We meet these two horrible guys in advance. We watch how meticulous they are in their work, and we observe how ordinary they look on the surface, and then we are horrified to see that they are ready to strike again. Maintaining their plain façade as usual, they silently go around together for spotting any suitable hostage around their potential target, and we get an insidious sequence at one point in which they search for the prey around their target’s house while not noticed by others.

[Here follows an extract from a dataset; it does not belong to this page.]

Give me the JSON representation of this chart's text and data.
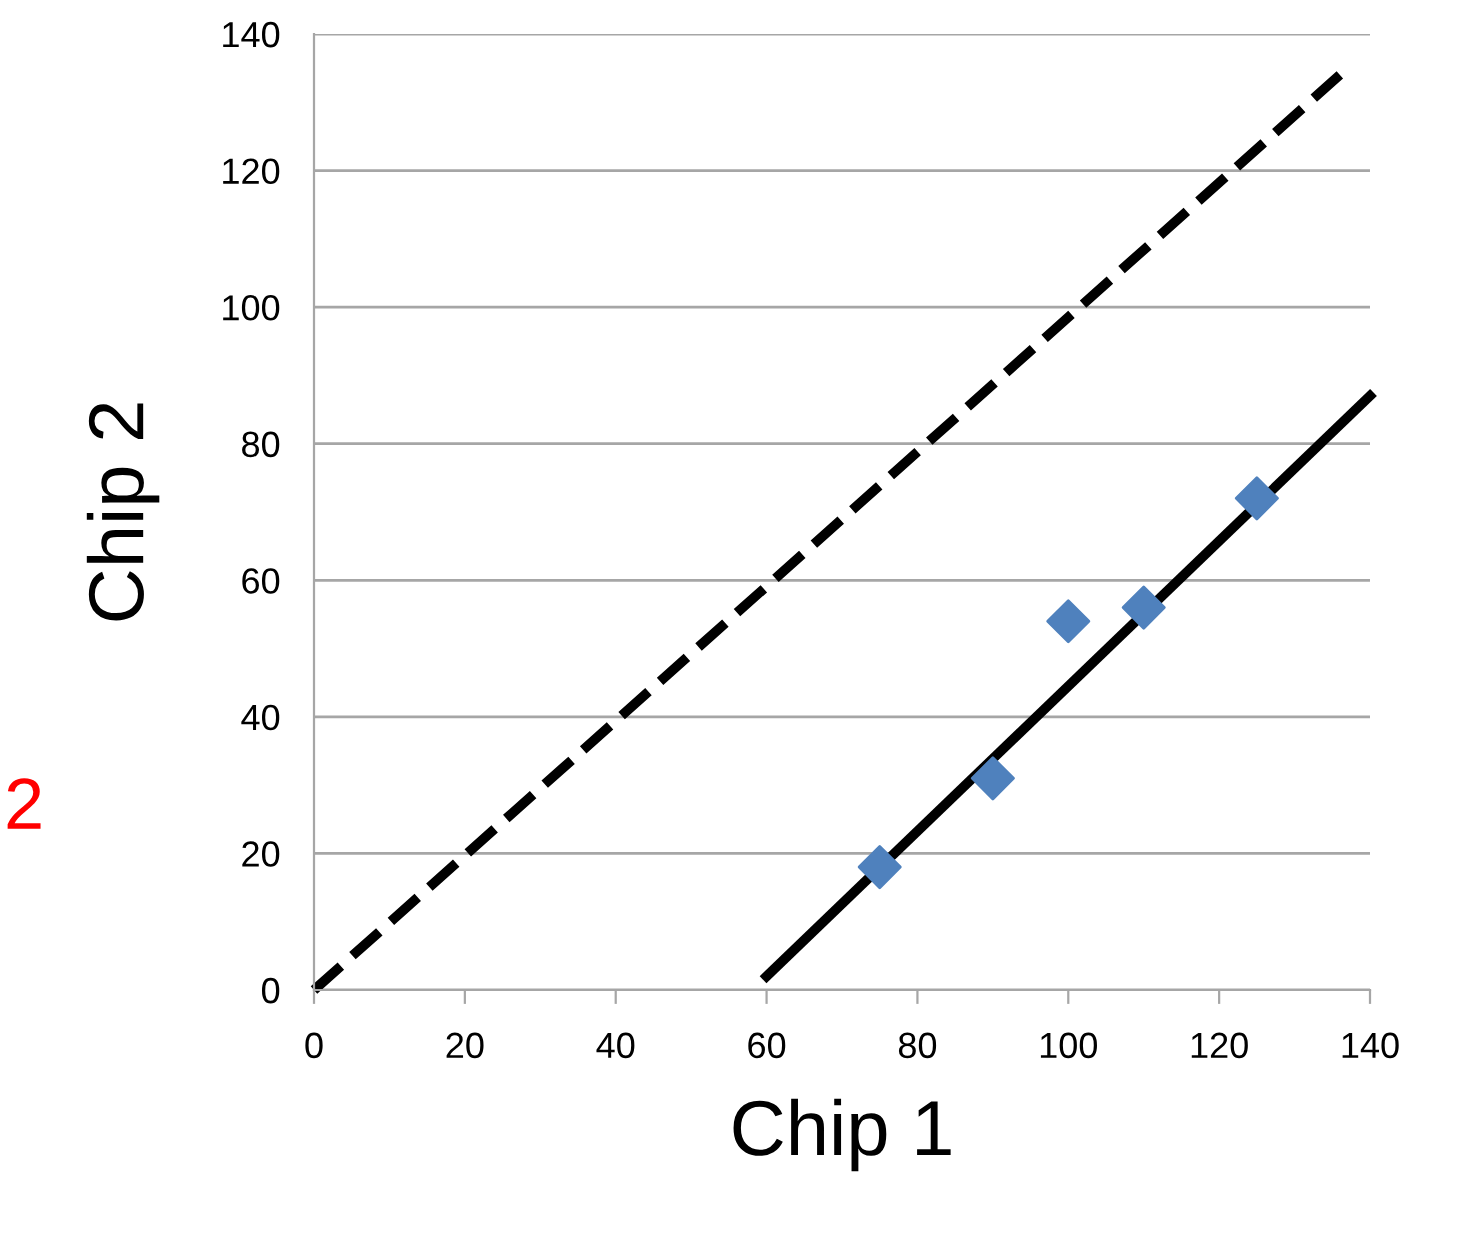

The director Scott Frank, who wrote the adapted screenplay for “Out of Sight”(1998) and made a directorial debut with underrated “The Lookout”(2007), sets the tone right from the opening scene, and he never lets it slip away from the screen throughout his film. The sense of doom and dread is always around Scudder as he goes around his bleak world which does not give much comfort for him and others, and the cinematographer Mihai Malaimare Jr., who previously did a wonderful job in “The Master”(2012), gives us atmospheric moments which slowly draw our attention through careful scene composition and lighting. Even without the amusing mentions of Y2K(the story is set in New York during late 1999), the movie is already packed with darkness as a neo-noir film, and that feeling is further amplified especially when Scudder must save an innocent young girl from those dangerous kidnappers.
The movie is based on the novel with the same name by Lawrence Block, which is one of his 17 Matthew Scudder novels. I only read “A Dance at the Slaughterhouse”, which incidentally preceded “A Walk Among the Tombstones”, around 20 years ago, but I can say that the adapted screenplay by Scott Frank maintains our interest well with its good dialogue and solid characterization. The movie certainly disturbs us with its restrained but effective depiction of savage evil, but it also interests us as a grim but compelling journey into the darkness of human heart, and that aspect particularly reminds me of the recent TV series “True Detective”, which also vividly and hauntingly illuminates the worst sides of humanity through its disturbing crime tale.
Liam Neeson is perfectly case as a desolate tough hero with quiet intensity. There are a few moments which may take you back to “Taken”(2008) and his other recent action thriller films, but he gives a more nuanced performance which slowly reveals his complex character’s steely side along with deep remorse and guilt remaining inside him. Neeson is always good at internalizing heroes haunted by their checkered past, and his performance reminds us again that this wonderful actor is too good to be wasted in passable films like “Non-Stop”(2014).
The supporting actors surrounding Neeson give different shades to the story through their good performances. While Dan Stevens and Boyd Holbrook give human aspects to their characters, David Harbour and Eric Nelsen are utterly vile and frightening as the villains of the movie, and young actor Brian “Astro” Bradley holds his place as a bright homeless kid who becomes close to Scudder after their chance encounter.
While there are notable missteps in the film(its climax intercut with each step of the 12-step program feels more like an overkill despite its dramatic intent), “A Walk Among the Tombstones” is effective as a crime thriller, and I was stimulated by the skills and techniques put into the film. Its trailer makes it look like another action flick featuring Liam Neeson, but this is a completely different kind of film, and it will satisfy you if you are ready for a well-made film which is dark, gritty, and haunting enough to linger on your mind even after its end credits.